Predictive Modelling of Air Quality Index (AQI) Across Diverse Cities and States of India using Machine Learning: Investigating the Influence of Punjab's Stubble Burning on AQI Variability

2404.08702

Published 4/16/2024 by Kamaljeet Kaur Sidhu, Habeeb Balogun, Kazeem Oluwakemi Oseni

🛸

Abstract

Air pollution is a common and serious problem nowadays and it cannot be ignored as it has harmful impacts on human health. To address this issue proactively, people should be aware of their surroundings, which means the environment where they survive. With this motive, this research has predicted the AQI based on different air pollutant concentrations in the atmosphere. The dataset used for this research has been taken from the official website of CPCB. The dataset has the air pollutant concentration from 22 different monitoring stations in different cities of Delhi, Haryana, and Punjab. This data is checked for null values and outliers. But, the most important thing to note is the correct understanding and imputation of such values rather than ignoring or doing wrong imputation. The time series data has been used in this research which is tested for stationarity using The Dickey-Fuller test. Further different ML models like CatBoost, XGBoost, Random Forest, SVM regressor, time series model SARIMAX, and deep learning model LSTM have been used to predict AQI. For the performance evaluation of different models, I used MSE, RMSE, MAE, and R2. It is observed that Random Forest performed better as compared to other models.

Create account to get full access

Overview

This research paper aims to predict the Air Quality Index (AQI) based on different air pollutant concentrations in the atmosphere.
The dataset used for this research is from the official website of the Central Pollution Control Board (CPCB) and covers air pollutant concentrations from 22 different monitoring stations in Delhi, Haryana, and Punjab.
The researchers have employed various machine learning (ML) models, including CatBoost, XGBoost, Random Forest, Support Vector Machine (SVM) regressor, the time series model SARIMAX, and the deep learning model LSTM, to predict AQI.
The performance of these models is evaluated using metrics such as Mean Squared Error (MSE), Root Mean Squared Error (RMSE), Mean Absolute Error (MAE), and R-squared (R²).
The researchers found that the Random Forest model performed better compared to the other models.

Plain English Explanation

Air pollution is a serious problem that can harm human health, so it's important for people to understand the quality of the air around them.
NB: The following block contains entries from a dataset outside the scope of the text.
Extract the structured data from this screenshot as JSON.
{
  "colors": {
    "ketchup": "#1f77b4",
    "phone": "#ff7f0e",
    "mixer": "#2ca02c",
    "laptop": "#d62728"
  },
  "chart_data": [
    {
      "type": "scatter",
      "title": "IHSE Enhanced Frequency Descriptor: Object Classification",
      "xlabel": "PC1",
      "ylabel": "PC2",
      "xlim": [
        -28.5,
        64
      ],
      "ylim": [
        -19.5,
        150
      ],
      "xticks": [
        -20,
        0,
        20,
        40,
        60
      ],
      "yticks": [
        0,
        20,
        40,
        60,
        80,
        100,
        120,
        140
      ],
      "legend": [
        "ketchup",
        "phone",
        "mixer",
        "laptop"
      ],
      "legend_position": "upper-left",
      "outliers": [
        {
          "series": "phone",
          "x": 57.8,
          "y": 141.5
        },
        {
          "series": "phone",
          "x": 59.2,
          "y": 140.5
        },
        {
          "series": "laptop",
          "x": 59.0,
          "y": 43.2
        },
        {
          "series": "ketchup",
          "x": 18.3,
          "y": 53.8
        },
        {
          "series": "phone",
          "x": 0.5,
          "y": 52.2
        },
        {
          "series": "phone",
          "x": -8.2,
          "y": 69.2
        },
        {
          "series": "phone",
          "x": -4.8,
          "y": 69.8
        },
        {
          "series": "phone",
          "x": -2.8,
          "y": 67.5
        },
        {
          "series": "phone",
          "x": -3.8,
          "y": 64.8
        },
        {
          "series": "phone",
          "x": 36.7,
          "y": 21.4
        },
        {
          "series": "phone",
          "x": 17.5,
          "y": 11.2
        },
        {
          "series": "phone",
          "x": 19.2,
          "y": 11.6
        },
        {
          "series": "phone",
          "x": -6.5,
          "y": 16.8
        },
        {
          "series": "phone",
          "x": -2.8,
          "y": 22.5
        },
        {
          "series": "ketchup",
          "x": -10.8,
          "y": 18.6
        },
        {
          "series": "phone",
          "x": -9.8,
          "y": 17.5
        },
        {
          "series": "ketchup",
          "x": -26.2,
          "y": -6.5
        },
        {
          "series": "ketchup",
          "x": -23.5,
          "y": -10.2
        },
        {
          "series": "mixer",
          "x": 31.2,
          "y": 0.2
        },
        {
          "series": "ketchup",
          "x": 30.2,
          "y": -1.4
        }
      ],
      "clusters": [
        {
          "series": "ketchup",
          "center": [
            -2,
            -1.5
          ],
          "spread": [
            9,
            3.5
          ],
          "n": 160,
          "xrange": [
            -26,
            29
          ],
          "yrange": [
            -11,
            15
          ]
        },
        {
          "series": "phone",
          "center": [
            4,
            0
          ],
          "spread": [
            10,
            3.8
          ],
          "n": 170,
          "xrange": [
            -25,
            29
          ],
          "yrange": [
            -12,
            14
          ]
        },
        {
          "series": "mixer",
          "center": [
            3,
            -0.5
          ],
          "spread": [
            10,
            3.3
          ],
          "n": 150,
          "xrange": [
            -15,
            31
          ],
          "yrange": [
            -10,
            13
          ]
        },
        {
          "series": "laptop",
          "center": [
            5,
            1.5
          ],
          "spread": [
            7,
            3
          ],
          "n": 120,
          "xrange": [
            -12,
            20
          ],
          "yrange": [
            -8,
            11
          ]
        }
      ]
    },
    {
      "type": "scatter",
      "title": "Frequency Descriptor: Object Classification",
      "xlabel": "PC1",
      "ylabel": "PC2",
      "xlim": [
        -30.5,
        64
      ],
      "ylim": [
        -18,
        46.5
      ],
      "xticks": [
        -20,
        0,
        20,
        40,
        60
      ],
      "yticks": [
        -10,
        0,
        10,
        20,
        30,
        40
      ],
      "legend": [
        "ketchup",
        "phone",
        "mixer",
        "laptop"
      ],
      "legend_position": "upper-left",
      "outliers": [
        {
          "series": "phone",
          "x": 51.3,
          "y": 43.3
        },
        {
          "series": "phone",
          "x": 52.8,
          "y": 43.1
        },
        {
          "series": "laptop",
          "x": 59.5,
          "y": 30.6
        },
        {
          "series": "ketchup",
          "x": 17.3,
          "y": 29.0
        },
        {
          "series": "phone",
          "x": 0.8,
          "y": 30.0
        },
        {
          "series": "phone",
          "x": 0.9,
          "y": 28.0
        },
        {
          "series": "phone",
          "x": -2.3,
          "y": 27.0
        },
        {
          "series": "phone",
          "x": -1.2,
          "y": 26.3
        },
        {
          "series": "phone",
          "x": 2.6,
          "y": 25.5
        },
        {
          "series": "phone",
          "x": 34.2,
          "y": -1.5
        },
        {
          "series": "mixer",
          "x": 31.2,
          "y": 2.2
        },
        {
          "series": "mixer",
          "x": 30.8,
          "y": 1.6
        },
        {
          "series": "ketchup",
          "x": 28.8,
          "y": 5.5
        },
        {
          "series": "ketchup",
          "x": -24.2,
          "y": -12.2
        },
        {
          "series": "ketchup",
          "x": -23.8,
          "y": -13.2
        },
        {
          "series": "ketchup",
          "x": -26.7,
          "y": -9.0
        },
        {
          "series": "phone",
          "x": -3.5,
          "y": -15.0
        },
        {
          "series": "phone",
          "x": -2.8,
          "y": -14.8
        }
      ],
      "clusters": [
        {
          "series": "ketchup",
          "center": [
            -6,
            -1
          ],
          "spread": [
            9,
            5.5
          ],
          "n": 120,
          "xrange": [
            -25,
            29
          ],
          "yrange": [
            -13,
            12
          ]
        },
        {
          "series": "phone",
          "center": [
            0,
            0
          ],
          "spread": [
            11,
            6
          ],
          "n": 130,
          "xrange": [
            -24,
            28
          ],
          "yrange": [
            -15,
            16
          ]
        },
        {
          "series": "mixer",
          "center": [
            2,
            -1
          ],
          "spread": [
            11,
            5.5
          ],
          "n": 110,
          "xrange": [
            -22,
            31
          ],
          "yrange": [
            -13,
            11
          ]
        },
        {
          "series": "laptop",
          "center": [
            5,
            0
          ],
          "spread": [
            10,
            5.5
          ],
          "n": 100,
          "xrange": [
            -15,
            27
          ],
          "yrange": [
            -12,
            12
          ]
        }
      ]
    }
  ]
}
This research aimed to predict the Air Quality Index (AQI), which measures how polluted the air is, based on the concentrations of different air pollutants.

The researchers used data on air pollutant levels from monitoring stations in several cities in northern India. They checked the data for any missing or unusual values and made sure to handle them correctly, as that's an important step in working with real-world data.

Next, the researchers tried out several different machine learning models to predict the AQI. These included decision tree-based models like CatBoost and XGBoost, the popular Random Forest model, the classic Support Vector Machine (SVM) regressor, a time series model called SARIMAX, and a deep learning model called LSTM.

To evaluate how well each model performed, the researchers looked at several common metrics, such as the Mean Squared Error (MSE), Root Mean Squared Error (RMSE), and Mean Absolute Error (MAE). They also calculated the R-squared (R²) value, which shows how much of the variation in the data the model can explain.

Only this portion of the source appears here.